Consumatore

Non è vero che i prezzi dell’online sono sempre più bassi di quelli del retail tradizionale. Anzi, la verità è che in media l’e-commerce è più caro dell’8% rispetto all’offline: lo dice l’indagine sul valore dell’omnicanalità condotta da Accenture e Sda Bocconi sotto l’egida del progetto Driim (Distributor retailer industry innovation model), un piano di ricerca triennale lanciato con l’obiettivo di ripensare le relazioni industria-distribuzione nell’era del digitale. Lo studio, il terzo del programma, ha analizzato convenienza e value proposition dell’omnichannel andando a rilevare i prezzi applicati da retailer e insegne del Largo consumo (ipermercati, supermercati, superette eccetera) su 42 prodotti, appartenenti a categorie come personal care e petcare (presenti anche in farmacia) e commercializzati su piattaforme online, offline oppure ibride (fisiche e digitali assieme).

 

Un sito del comparto beauty. Secondo una ricerca Accenture-Sda Bocconi, in media i prezzi dell’online sono più cari dell’8% rispetto al canale fisico, ma meno trasparenti

 

Dall’analisi emerge innanzitutto un’evidenza: in alcune categorie come cura della casa e della persona, non è conveniente acquistare online perché è più probabile trovare i prezzi migliori nei punti vendita fisici. Al contrario, nel petcare è l’e-commerce a rivelarsi più conveniente, ma al di là delle variazioni tattiche rimane sullo sfondo un consumatore che fa fatica ad accorgersi delle differenze di prezzo e confrontare razionalmente offline e online. In quest’ultimo canale, dice infatti la ricerca, il prezzo è più opaco: «Formati, spesa minima, offerte personalizzate, prezzi dinamici e condizioni di consegna seducono e confondono il consumatore, rendendo il confronto tra canali fattibile solo a costo di dedicarci molto tempo».

 

Nell’online – dice l’indagine – formati, spesa minima, offerte personalizzate, prezzi dinamici e condizioni di consegna seducono e confondono il consumatore, rendendo laborioso il confronto tra canali

 

Nella valutazione della value proposition dell’online, così, il consumatore prende in considerazione oltre al prezzo anche altri fattori. Innanzitutto il tempo: «Le persone» spiegano i ricercatori di Accenture e Sda Bocconi «sembrano disposte a pagare di più online perché entra in gioco il fenomeno dello “shoe leather cost” (il costo delle suole consumate, ndr) ovvero il risparmio di tempo e fatica rispetto alla spesa tradizionale».
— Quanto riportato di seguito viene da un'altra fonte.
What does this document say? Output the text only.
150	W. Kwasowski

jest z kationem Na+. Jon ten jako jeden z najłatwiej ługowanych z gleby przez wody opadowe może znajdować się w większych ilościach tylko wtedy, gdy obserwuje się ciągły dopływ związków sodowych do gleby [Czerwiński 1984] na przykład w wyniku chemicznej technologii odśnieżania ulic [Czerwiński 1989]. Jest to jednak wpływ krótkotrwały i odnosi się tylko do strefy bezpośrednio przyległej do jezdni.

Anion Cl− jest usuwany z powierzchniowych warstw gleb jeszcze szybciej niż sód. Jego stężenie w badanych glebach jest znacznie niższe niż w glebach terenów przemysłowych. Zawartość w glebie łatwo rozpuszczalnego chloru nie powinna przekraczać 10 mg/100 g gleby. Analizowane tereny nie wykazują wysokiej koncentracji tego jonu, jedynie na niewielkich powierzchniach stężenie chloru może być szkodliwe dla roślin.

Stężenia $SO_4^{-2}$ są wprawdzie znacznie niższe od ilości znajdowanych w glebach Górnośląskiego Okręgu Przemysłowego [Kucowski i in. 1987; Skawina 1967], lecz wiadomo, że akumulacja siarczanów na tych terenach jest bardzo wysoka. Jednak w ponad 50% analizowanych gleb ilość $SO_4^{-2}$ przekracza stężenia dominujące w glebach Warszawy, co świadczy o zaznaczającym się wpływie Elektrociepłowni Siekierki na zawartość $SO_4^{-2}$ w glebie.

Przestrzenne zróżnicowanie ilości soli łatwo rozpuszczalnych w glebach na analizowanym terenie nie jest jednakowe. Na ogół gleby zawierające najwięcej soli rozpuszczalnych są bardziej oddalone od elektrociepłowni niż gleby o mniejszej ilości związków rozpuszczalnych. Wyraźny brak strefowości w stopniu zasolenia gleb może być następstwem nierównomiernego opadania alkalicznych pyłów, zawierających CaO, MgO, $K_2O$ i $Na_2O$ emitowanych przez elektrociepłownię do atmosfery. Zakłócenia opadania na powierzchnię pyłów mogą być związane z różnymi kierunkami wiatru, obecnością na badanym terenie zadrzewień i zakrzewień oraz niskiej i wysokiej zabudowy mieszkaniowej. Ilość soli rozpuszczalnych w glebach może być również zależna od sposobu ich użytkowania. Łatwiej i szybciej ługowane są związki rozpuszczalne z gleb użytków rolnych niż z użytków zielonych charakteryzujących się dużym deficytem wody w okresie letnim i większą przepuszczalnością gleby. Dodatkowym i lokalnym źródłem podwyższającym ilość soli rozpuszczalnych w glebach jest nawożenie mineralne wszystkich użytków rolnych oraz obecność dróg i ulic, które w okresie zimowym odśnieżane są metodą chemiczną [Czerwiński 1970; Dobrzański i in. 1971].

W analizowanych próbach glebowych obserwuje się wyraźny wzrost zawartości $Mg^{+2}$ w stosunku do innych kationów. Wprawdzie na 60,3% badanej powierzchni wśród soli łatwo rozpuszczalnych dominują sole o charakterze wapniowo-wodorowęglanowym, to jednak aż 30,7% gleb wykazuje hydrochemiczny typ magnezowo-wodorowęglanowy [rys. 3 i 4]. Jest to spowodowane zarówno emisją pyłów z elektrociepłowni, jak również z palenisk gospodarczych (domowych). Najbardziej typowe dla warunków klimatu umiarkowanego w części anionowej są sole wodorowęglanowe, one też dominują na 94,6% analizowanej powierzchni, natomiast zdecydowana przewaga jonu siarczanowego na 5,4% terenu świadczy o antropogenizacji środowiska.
In più, prosegue lo studio, l’online regala nuovi piaceri consumeristici: sono un esempio i suggerimenti sui prodotti di suo potenziale interesse (le recensioni di altri acquirenti oppure gli acquisti consigliati), oppure il recapito a casa con un accurato servizio di consegna, oppure ancora l’ambiente digitale favorevole a una spesa più mirata, senza le distrazioni dello shopping d’impulso su cui tanto fanno leva i canali tradizionali. «In sintesi, quando scelgono dove e come fare la spesa gli individui mettono sulla bilancia tanti altri elementi, oltre al prezzo». E l’online aumenta enormemente le opzioni di acquisto: prodotti di nicchia, in bundle (cioè in abbinamento con altri), quantità di acquisto, importo minimo della spesa, modalità di consegna entrano nel processo di valutazione che determina la scelta del canale.

 

Il consumatore, poi, quando si rivolge all’e-commerce valuta anche altri fattori, come il “shoe leather cost” (il consumo della suola delle scarpe), ossia il risparmio di tempo rispetto alla spesa tradizionale

 

Il prezzo finale, così, rimane una delle 4 P del marketing mix classico, in quanto esprime una precisa scelta di posizionamento. «Ma l’omnicanalità cambia il quadro, rendendolo più articolato e complesso, perché le transazioni sono risultato di molti elementi». Inoltre, «il canale online invita a un grande dinamismo gli attori dell’ecosistema: i prezzi sono rivisti di frequente, gli attori in gioco cambiano continuamente, i bundle di prodotti offerti sono molteplici». L’omnicanalità, quindi, porta al successo soltanto se si riesce a trovare «la migliore combinazione prodotti, prezzi e servizi, consapevoli del fatto che ogni canale risponde a specifiche occasioni di acquisto e di consumo». E’ una sfida per i retailer, farmacisti compresi, ma anche per i marketing manager delle aziende.